1. Since the original pointer now points into allocated space once more, it is possible to use it. However, it is a bad idea to do so; the code that allocated the memory thinks it has control of it and will be upset if the code using the old pointer modifies the data. Also, it is likely that the new code is storing different types of data from what the old pointer expects, so the code using the old pointer won't understand what's going on.

   In your example, reusing the pointer variable is a non-problem. The value returned by the second malloc() may be the same as was returned by the first, or it may be different, but (even without the assignment of NULL) reusing the pointer like that is fine (as long as you subsequently free the second allocation).

2. If the space is freed, it is possible (albeit rather unlikely) that the space was unmapped by the O/S and is no longer a part of the valid addresses available to your program. It is more likely that confusion over what the data means will cause the program to crash than that the space was returned to the O/S, but either is possible.

Summary: don't use old pointer values to access re-allocated memory — it will lead to unhappiness.

Answer 3

"Why would writing to a memory block that was previously freed, that still has the original pointer to it, cause the program to crash? -- See the first paragraph of the first post to the question linked above (if I missinterpreted the intent of this paragraph, please explain because it is not explicit on whether that pointer is used again to write the memory or a new pointer is created.)"

I think reusing the same memory space after it has been free'ed is equal to 'crime', atleast for Kmem(slab allocation) based designs(I think mostly used in linux..correct me if I am wrong).

To understand the reason we need to see how things work inside(you can skip and just read the conclusion at the end):

1. OS divides the whole dynamically allocatable memory into pages. Each of these pages are assigned to hold objects(and a few for managing those objects and pages them sleves). One page can have objects of only one memory size. E.g. if the page size is 1024 bytes and the object that the page will be managing is 32 bytes. Then the whole page 'CAN' be divided into maximum of 1024/32 objects.

In simple embedded systems, many pages in memory are divided into objects usually of size 2^y(e.g. 8 bytes, 16 bytes etc). So when you request z bytes of memory by malloc, where

16 < z <=32

The system returns one object from the pool of 32 byte objects held in some page having free objects. After assigning you this object, OS makes changes to the 'slab' data structure and marks the object at a given address as non-free.

When you call free(), the object is returned to the slab pool as a free object and the OS can reassign it if other malloc call happens. This call can be made by your code or some other component running in the os.

**So if you reuse the free'ed memory which the os had previously assigned to your code. Then you might be writing to some memory location which might be used:

1. By your code OR
2. Some other component running in the OS **

Further, some other component who the OS re-assigned the pointer too could also over-write on your data.

And this can cause severe data corruption.

Further, make sure that you dont write more data to the memory, than what you requested through malloc().
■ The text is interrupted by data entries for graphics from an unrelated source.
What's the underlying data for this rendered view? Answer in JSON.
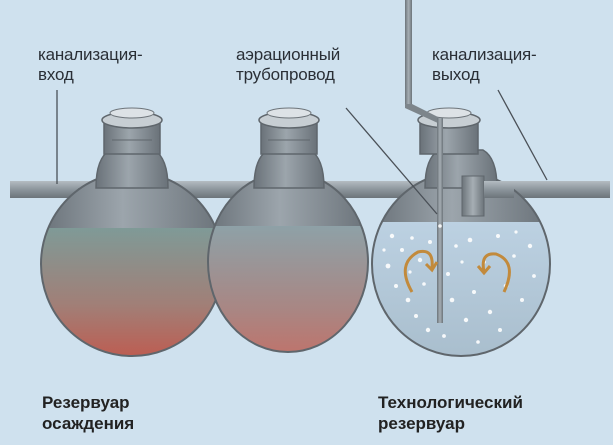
{
  "labels": {
    "inlet": {
      "line1": "канализация-",
      "line2": "вход"
    },
    "aeration": {
      "line1": "аэрационный",
      "line2": "трубопровод"
    },
    "outlet": {
      "line1": "канализация-",
      "line2": "выход"
    }
  },
  "captions": {
    "settling_tank": {
      "line1": "Резервуар",
      "line2": "осаждения"
    },
    "process_tank": {
      "line1": "Технологический",
      "line2": "резервуар"
    }
  },
  "colors": {
    "background": "#cfe1ee",
    "tank_body": "#8a9299",
    "pipe": "#8d959c",
    "sludge_red": "#c45a4e",
    "water_blue": "#b9cfe0",
    "bubbles": "#ffffff",
    "flow_arrow": "#c28a3c"
  },
  "icons": {
    "flow_arrow_left": "circulation-arrow-icon",
    "flow_arrow_right": "circulation-arrow-icon"
  }
}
Doing this can cause :

1. Some other components data being corrupted
2. Or Some memory management data structure being corrupted(like slabs, cache-managers etc).

Answer 4

You're not using the malloc() function corrrectly, please check the docs, this is the right usage because it returns a pointer:

char *b;
b = (char *)malloc(42*sizeof(char));

Also sizeof() must be used to determine the size of the contents of the pointer (ie. char or whatever), not the size of the pointer itself (unless you are storing an array of pointers, not the case here).

There is no need to set the freed pointer to NULL, it just doesn't make any sense. Also there is no problem in re-allocating space for a freed pointer, since malloc() will return a pointer to the new memory block and you'll assign your previously freed pointer to the one returned my malloc().

Please note that if you want to resize the memory block there is realloc().